ICRC's head of mission in Papua New Guinea, Gauthier Lefévre and Southern Highlands Governor, Hon. William Powi, shaking hands after signing the MoU. CC BY-NC-ND/ICRC/Helen Walters Amnol
Port Moresby (ICRC) – The Southern Highlands Provincial Government, the Provincial Health Authority and the International Committee of the Red Cross (ICRC) signed a memorandum of understanding today for the construction of a community health post in the Southern Highlands.
The health post, to be located in the remote village of Kalolo in Kagua Erave District, will provide primary health care for over 20,000 people affected by tribal violence in the area.
Currently there are no health facilities in Kalolo or the surrounding communities. The closest one is 20 kilometres away and, owing to poor road conditions, can only be reached after four hours of walking.
According to signatory Joseph Turian, CEO of the Provincial Health Authority, 17 of the 24 health posts in Kagua Erave District have ceased to function in the past 15 years, many of them deliberately targeted by fighting. In times of tribal fights, health care is often the first public service to be lost and the last to be restored. In Kalolo and surrounding communities, the estimated 20,000 inhabitants have gone without a community health post for three years.
"Access to health care is under attack in the Highlands, and safeguarding it requires a determined effort from national and provincial authorities," said signatory Gauthier Lefèvre, head of the ICRC's mission in Papua New Guinea.

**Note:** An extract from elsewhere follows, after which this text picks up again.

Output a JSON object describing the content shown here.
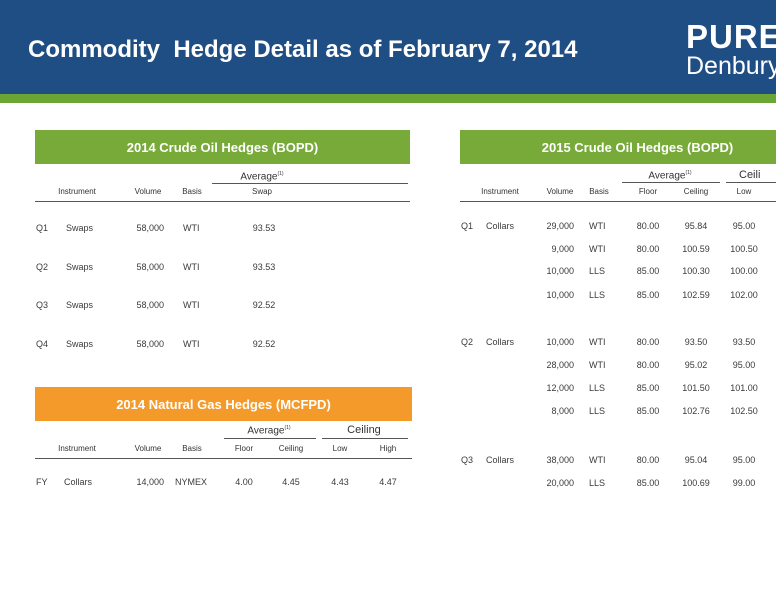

The ICRC, working in close partnership with the Southern Highlands Provincial Health Authority, will fund construction of the health post, which is expected to be opened within four months. The project also enjoys strong support from local communities. Residents of Kalolo have chosen to call the health post Yakisu, which borrows syllables from the names of surrounding areas Yambaki, Yakira Creek and Suku Valley.
"Bringing back healthcare services to remote, violence-prone areas is one of the provincial government's top priorities," said signatory and Governor of Southern Highlands Province, the Honourable Mr William Powi. "The ICRC is helping us to do this, but it is up to us to provide the staff and manage the health post effectively for the future."

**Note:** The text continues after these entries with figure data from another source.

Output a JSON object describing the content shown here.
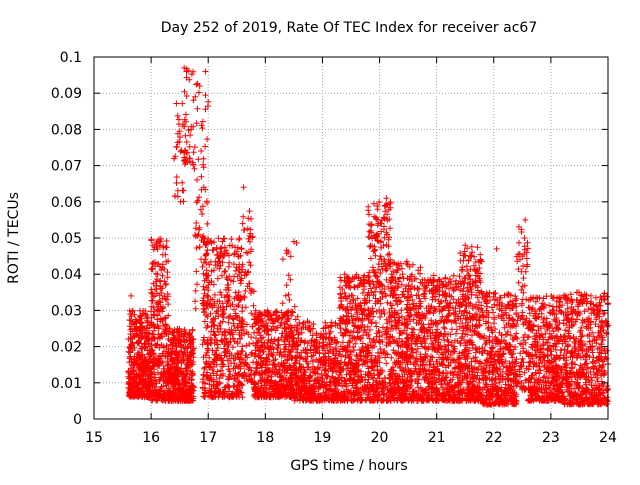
{
  "chart_data": {
    "type": "scatter",
    "title": "Day 252 of 2019, Rate Of TEC Index for receiver ac67",
    "xlabel": "GPS time / hours",
    "ylabel": "ROTI / TECUs",
    "xlim": [
      15,
      24
    ],
    "ylim": [
      0,
      0.1
    ],
    "xticks": [
      "15",
      "16",
      "17",
      "18",
      "19",
      "20",
      "21",
      "22",
      "23",
      "24"
    ],
    "yticks": [
      "0",
      "0.01",
      "0.02",
      "0.03",
      "0.04",
      "0.05",
      "0.06",
      "0.07",
      "0.08",
      "0.09",
      "0.1"
    ],
    "grid": true,
    "marker": "+",
    "color": "#ff0000",
    "series": [
      {
        "name": "ROTI",
        "clusters": [
          {
            "x": [
              15.6,
              16.0
            ],
            "y": [
              0.006,
              0.03
            ],
            "n": 420
          },
          {
            "x": [
              16.0,
              16.3
            ],
            "y": [
              0.005,
              0.05
            ],
            "n": 300
          },
          {
            "x": [
              16.3,
              16.75
            ],
            "y": [
              0.005,
              0.025
            ],
            "n": 420
          },
          {
            "x": [
              16.4,
              16.6
            ],
            "y": [
              0.06,
              0.089
            ],
            "n": 30
          },
          {
            "x": [
              16.55,
              16.75
            ],
            "y": [
              0.07,
              0.097
            ],
            "n": 40
          },
          {
            "x": [
              16.75,
              17.0
            ],
            "y": [
              0.03,
              0.097
            ],
            "n": 70
          },
          {
            "x": [
              16.9,
              17.6
            ],
            "y": [
              0.006,
              0.05
            ],
            "n": 520
          },
          {
            "x": [
              17.6,
              17.8
            ],
            "y": [
              0.01,
              0.058
            ],
            "n": 90
          },
          {
            "x": [
              17.8,
              18.5
            ],
            "y": [
              0.006,
              0.03
            ],
            "n": 520
          },
          {
            "x": [
              18.3,
              18.6
            ],
            "y": [
              0.02,
              0.049
            ],
            "n": 40
          },
          {
            "x": [
              18.5,
              19.3
            ],
            "y": [
              0.005,
              0.027
            ],
            "n": 520
          },
          {
            "x": [
              19.3,
              19.8
            ],
            "y": [
              0.005,
              0.04
            ],
            "n": 420
          },
          {
            "x": [
              19.8,
              20.2
            ],
            "y": [
              0.005,
              0.06
            ],
            "n": 380
          },
          {
            "x": [
              20.2,
              20.8
            ],
            "y": [
              0.005,
              0.044
            ],
            "n": 520
          },
          {
            "x": [
              20.8,
              21.4
            ],
            "y": [
              0.005,
              0.04
            ],
            "n": 480
          },
          {
            "x": [
              21.4,
              21.8
            ],
            "y": [
              0.005,
              0.048
            ],
            "n": 380
          },
          {
            "x": [
              21.8,
              22.4
            ],
            "y": [
              0.004,
              0.035
            ],
            "n": 460
          },
          {
            "x": [
              22.4,
              22.6
            ],
            "y": [
              0.008,
              0.055
            ],
            "n": 90
          },
          {
            "x": [
              22.6,
              23.2
            ],
            "y": [
              0.005,
              0.034
            ],
            "n": 460
          },
          {
            "x": [
              23.2,
              24.0
            ],
            "y": [
              0.004,
              0.035
            ],
            "n": 600
          }
        ],
        "highlights": [
          {
            "x": 16.58,
            "y": 0.097
          },
          {
            "x": 16.62,
            "y": 0.096
          },
          {
            "x": 16.95,
            "y": 0.096
          },
          {
            "x": 16.85,
            "y": 0.092
          },
          {
            "x": 16.7,
            "y": 0.08
          },
          {
            "x": 16.92,
            "y": 0.064
          },
          {
            "x": 17.62,
            "y": 0.064
          },
          {
            "x": 20.12,
            "y": 0.061
          },
          {
            "x": 20.1,
            "y": 0.059
          },
          {
            "x": 22.55,
            "y": 0.055
          },
          {
            "x": 22.5,
            "y": 0.045
          },
          {
            "x": 18.5,
            "y": 0.049
          },
          {
            "x": 21.5,
            "y": 0.048
          },
          {
            "x": 22.05,
            "y": 0.047
          },
          {
            "x": 23.7,
            "y": 0.034
          },
          {
            "x": 15.65,
            "y": 0.034
          },
          {
            "x": 21.9,
            "y": 0.004
          }
        ]
      }
    ]
  }
}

The Yakisu community health post will provide primary health care free of charge. Services will include maternity care, emergency care for life-threatening injuries, vaccinations and paediatrics. The health post will also treat victims of sexual violence.
This initiative represents a further step in the ICRC's efforts to promote access to health care in the region, after the opening of Uma community health post, also in Kagua Erave District, in 2014. The ICRC recently conducted first-aid training courses in Kalolo and Batri for thirty participants. In 2015, it is planning to expand its activities to Hela and Enga Provinces as well.
The ICRC is a neutral, impartial and independent humanitarian organization whose mandate is to protect and assist people affected by armed conflict and other situations of violence. In Papua New Guinea, it has offices in Port Moresby, Mount Hagen and Arawa.